There’s no shortage of ink spilled over the feeding frenzy over Guidant Corp., which ended in Boston Scientific Corp.’s (NYSE:BSX) ill-fated $26 billion acquisition in 2006. But there’s one nugget from the spectacle that hasn’t received much attention.
The prelude to that deal, a bidding war between Johnson & Johnson (NYSE:JNJ) and Boston Scientific, sent the already fierce rivalry between the firms to new heights. But the deal also involved a third party, Abbott (NYSE:ABT), which snapped up Guidant’s stent-making business to mollify U.S. anti-trust regulators.

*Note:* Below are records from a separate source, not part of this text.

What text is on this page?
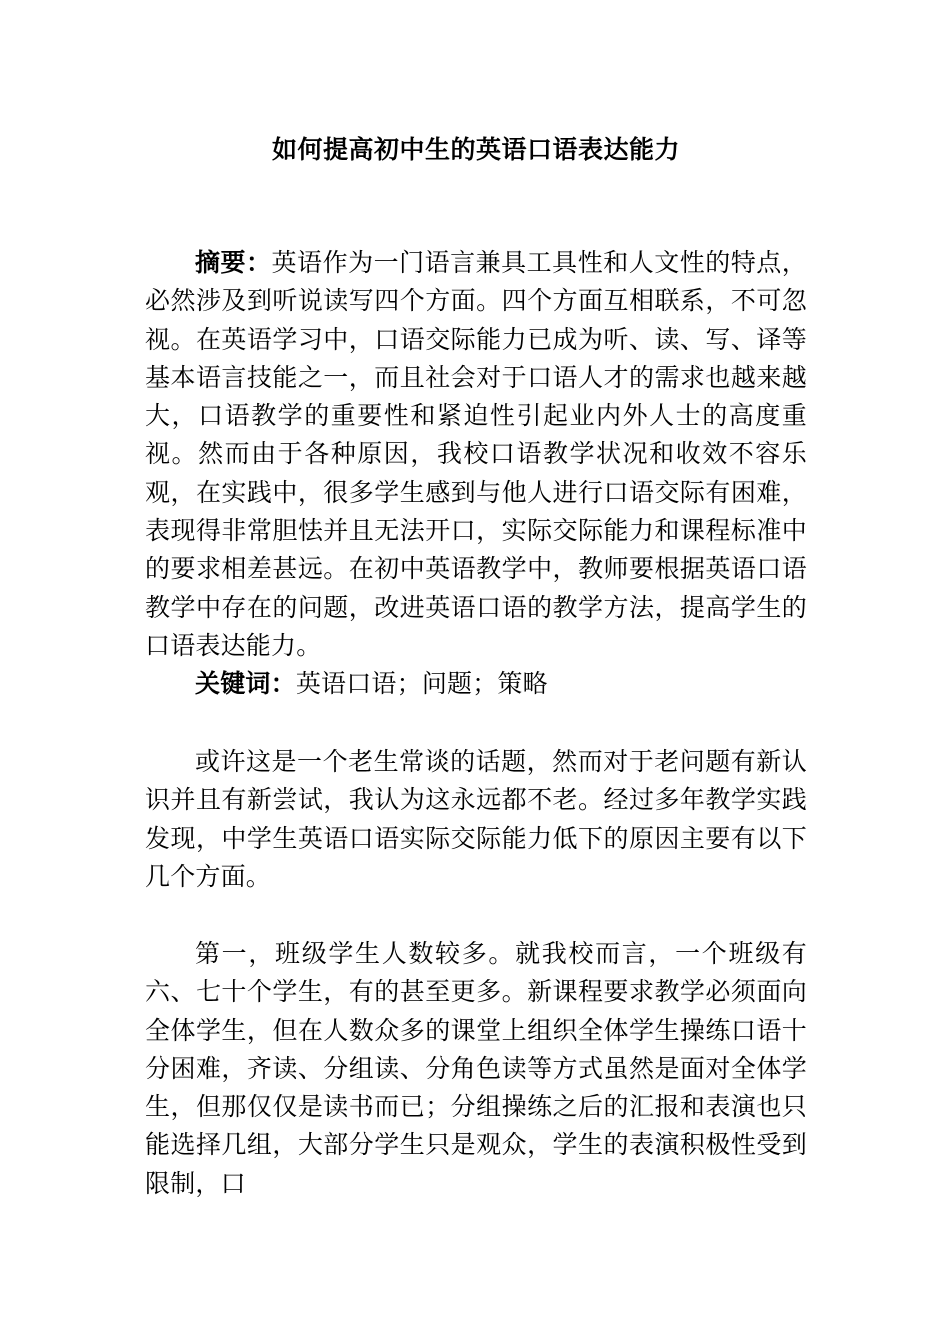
如何提高初中生的英语口语表达能力
摘要：英语作为一门语言兼具工具性和人文性的特点，必然涉及到听说读写四个方面。四个方面互相联系，不可忽视。在英语学习中，口语交际能力已成为听、读、写、译等基本语言技能之一，而且社会对于口语人才的需求也越来越大，口语教学的重要性和紧迫性引起业内外人士的高度重视。然而由于各种原因，我校口语教学状况和收效不容乐观，在实践中，很多学生感到与他人进行口语交际有困难，表现得非常胆怯并且无法开口，实际交际能力和课程标准中的要求相差甚远。在初中英语教学中，教师要根据英语口语教学中存在的问题，改进英语口语的教学方法，提高学生的口语表达能力。
关键词：英语口语；问题；策略
或许这是一个老生常谈的话题，然而对于老问题有新认识并且有新尝试，我认为这永远都不老。经过多年教学实践发现，中学生英语口语实际交际能力低下的原因主要有以下几个方面。
第一，班级学生人数较多。就我校而言，一个班级有六、七十个学生，有的甚至更多。新课程要求教学必须面向全体学生，但在人数众多的课堂上组织全体学生操练口语十分困难，齐读、分组读、分角色读等方式虽然是面对全体学生，但那仅仅是读书而已；分组操练之后的汇报和表演也只能选择几组，大部分学生只是观众，学生的表演积极性受到限制，口
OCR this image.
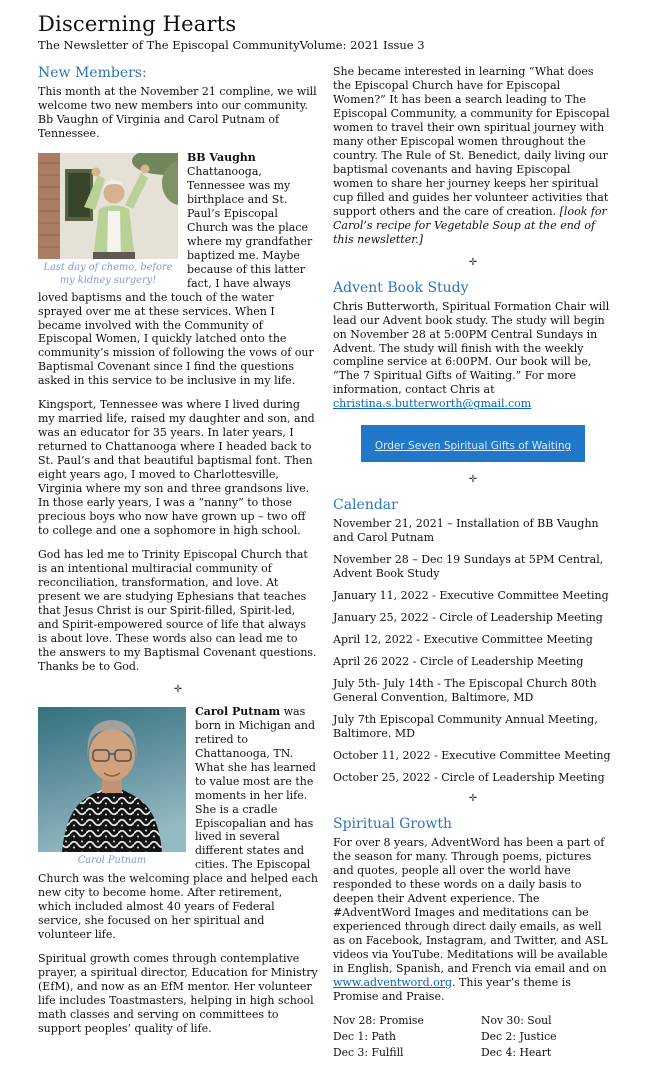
Discerning Hearts
The Newsletter of The Episcopal CommunityVolume: 2021 Issue 3
New Members:

This month at the November 21 compline, we will welcome two new members into our community. Bb Vaughn of Virginia and Carol Putnam of Tennessee.

Last day of chemo, before my kidney surgery!

BB Vaughn
Chattanooga, Tennessee was my birthplace and St. Paul’s Episcopal Church was the place where my grandfather baptized me. Maybe because of this latter fact, I have always loved baptisms and the touch of the water sprayed over me at these services. When I became involved with the Community of Episcopal Women, I quickly latched onto the community’s mission of following the vows of our Baptismal Covenant since I find the questions asked in this service to be inclusive in my life.

Kingsport, Tennessee was where I lived during my married life, raised my daughter and son, and was an educator for 35 years. In later years, I returned to Chattanooga where I headed back to St. Paul’s and that beautiful baptismal font. Then eight years ago, I moved to Charlottesville, Virginia where my son and three grandsons live. In those early years, I was a “nanny” to those precious boys who now have grown up – two off to college and one a sophomore in high school.

God has led me to Trinity Episcopal Church that is an intentional multiracial community of reconciliation, transformation, and love. At present we are studying Ephesians that teaches that Jesus Christ is our Spirit-filled, Spirit-led, and Spirit-empowered source of life that always is about love. These words also can lead me to the answers to my Baptismal Covenant questions. Thanks be to God.

✛
Carol Putnam

Carol Putnam was born in Michigan and retired to Chattanooga, TN. What she has learned to value most are the moments in her life. She is a cradle Episcopalian and has lived in several different states and cities. The Episcopal Church was the welcoming place and helped each new city to become home. After retirement, which included almost 40 years of Federal service, she focused on her spiritual and volunteer life.

Spiritual growth comes through contemplative prayer, a spiritual director, Education for Ministry (EfM), and now as an EfM mentor. Her volunteer life includes Toastmasters, helping in high school math classes and serving on committees to support peoples’ quality of life.

She became interested in learning “What does the Episcopal Church have for Episcopal Women?” It has been a search leading to The Episcopal Community, a community for Episcopal women to travel their own spiritual journey with many other Episcopal women throughout the country. The Rule of St. Benedict, daily living our baptismal covenants and having Episcopal women to share her journey keeps her spiritual cup filled and guides her volunteer activities that support others and the care of creation. [look for Carol’s recipe for Vegetable Soup at the end of this newsletter.]

✛
Advent Book Study

Chris Butterworth, Spiritual Formation Chair will lead our Advent book study. The study will begin on November 28 at 5:00PM Central Sundays in Advent. The study will finish with the weekly compline service at 6:00PM. Our book will be, “The 7 Spiritual Gifts of Waiting.” For more information, contact Chris at christina.s.butterworth@gmail.com

Order Seven Spiritual Gifts of Waiting
✛
Calendar

November 21, 2021 – Installation of BB Vaughn and Carol Putnam

November 28 – Dec 19 Sundays at 5PM Central, Advent Book Study

January 11, 2022 - Executive Committee Meeting

January 25, 2022 - Circle of Leadership Meeting

April 12, 2022 - Executive Committee Meeting

April 26 2022 - Circle of Leadership Meeting

July 5th- July 14th - The Episcopal Church 80th General Convention, Baltimore, MD

July 7th Episcopal Community Annual Meeting, Baltimore. MD

October 11, 2022 - Executive Committee Meeting

October 25, 2022 - Circle of Leadership Meeting

✛
Spiritual Growth

For over 8 years, AdventWord has been a part of the season for many. Through poems, pictures and quotes, people all over the world have responded to these words on a daily basis to deepen their Advent experience. The #AdventWord Images and meditations can be experienced through direct daily emails, as well as on Facebook, Instagram, and Twitter, and ASL videos via YouTube. Meditations will be available in English, Spanish, and French via email and on www.adventword.org. This year’s theme is Promise and Praise.

Nov 28: Promise	Nov 30: Soul
Dec 1: Path	Dec 2: Justice
Dec 3: Fulfill	Dec 4: Heart
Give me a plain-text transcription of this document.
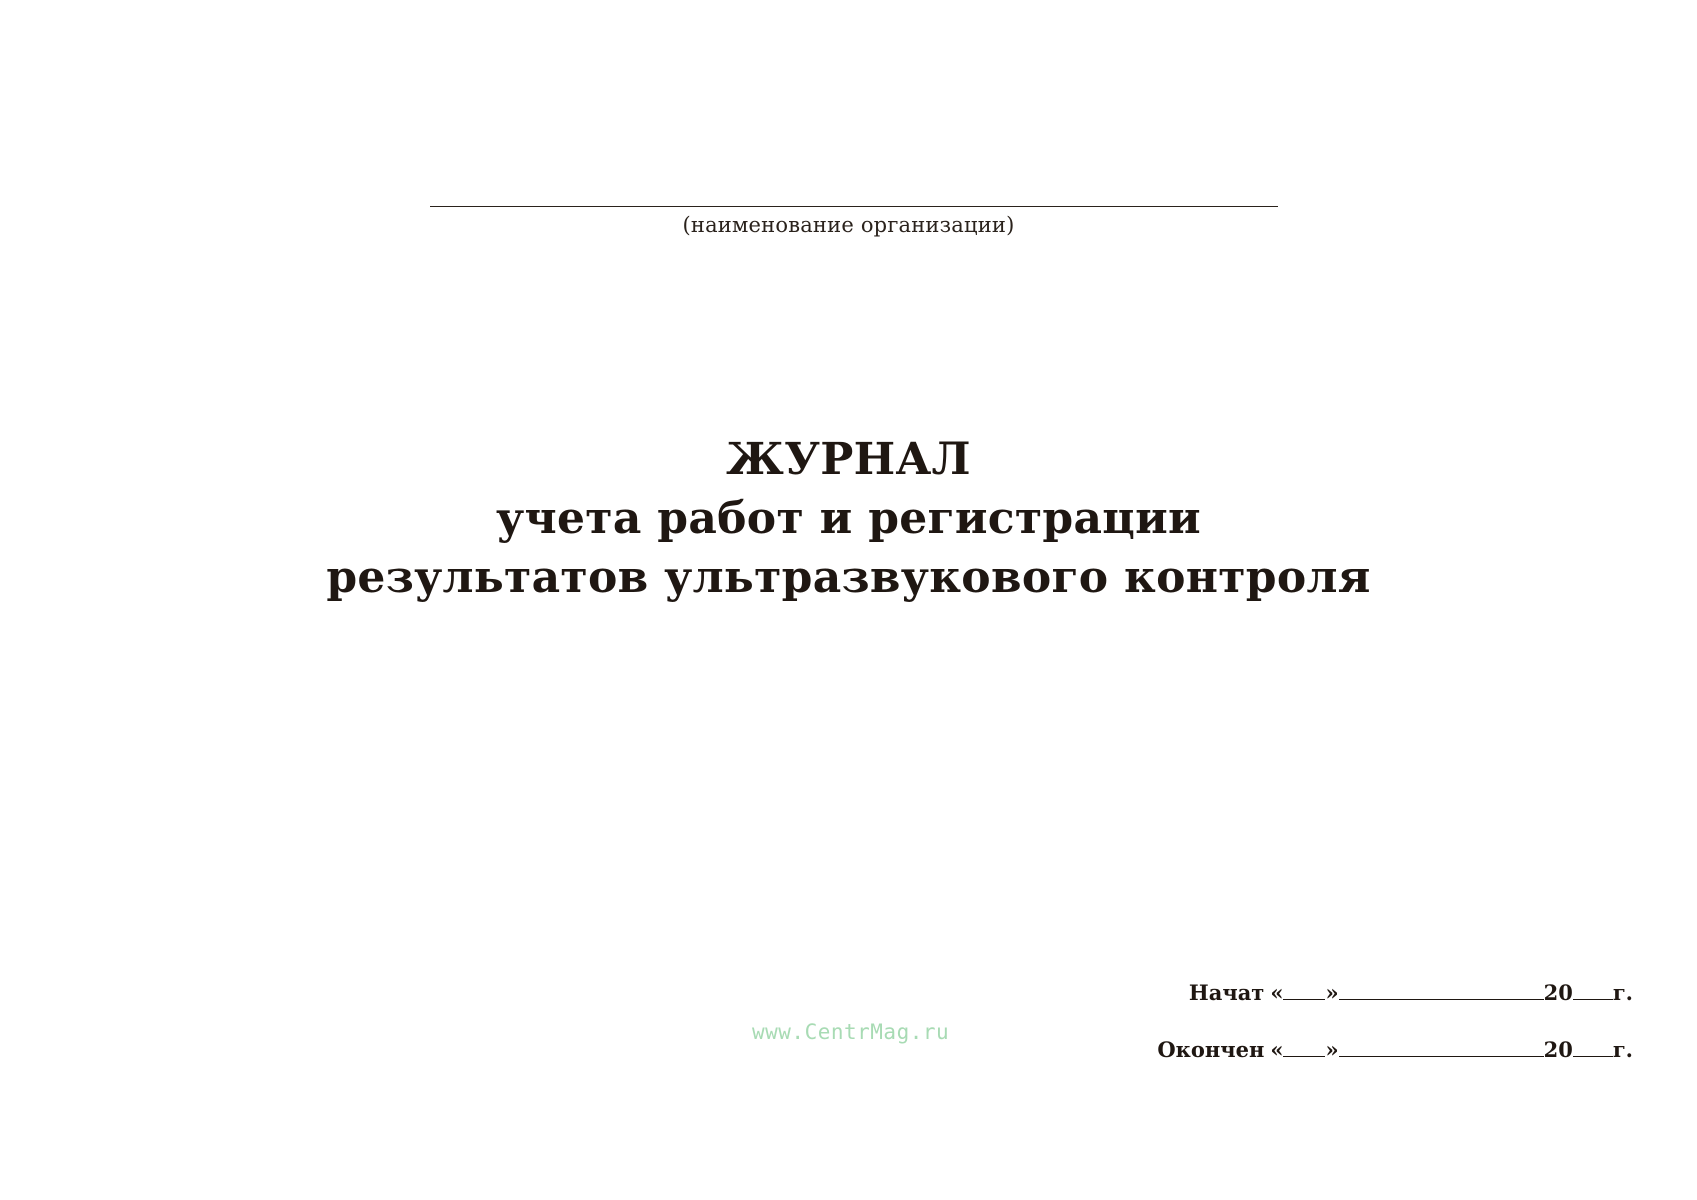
(наименование организации)
ЖУРНАЛ
учета работ и регистрации
результатов ультразвукового контроля
www.CentrMag.ru
Начат « »	20 г.
Окончен « »	20 г.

In an exclusive interview with MassDevice.com, his first and only since leaving the corner office, former Medtronic CEO Bill Hawkins told us that he has few regrets from his 10-year tenure at the world’s largest pure-play device maker.
“I’m very proud of what I accomplished at Medtronic. I’ve thought a lot about it, what would I have done differently, and there are not a lot of things that I would have done differently,” Hawkins told us.
But there is one thing that, even today, he can’t help wonder about: The chance to become the fourth player in the scenario. Calling Guidant “the fish that got away,” Hawkins said he wonders now what the med-tech landscape would look like if he’d made a move back then.
“There was a possibility for us to have done something with that,” Hawkins explained. “It was actually right prior to when I was a CEO when Guidant was in play. We were at that early phase of building our own drug-eluting stent program and there was an opportunity there.”
That chance came after Johnson & Johnson’s initial offer for Guidant fell apart and Boston Scientific entered the fray.
“Boston interloped and it was clear they couldn’t do it alone, they needed a partner,” Hawkins recalled.
Medtronic could have been that partner, not Abbott, a move that he can’t help wonder about even today.
“In some respects, maybe preventing Abbott from becoming a major player in the device sector and the landscape, maybe, would have been different today,” he said.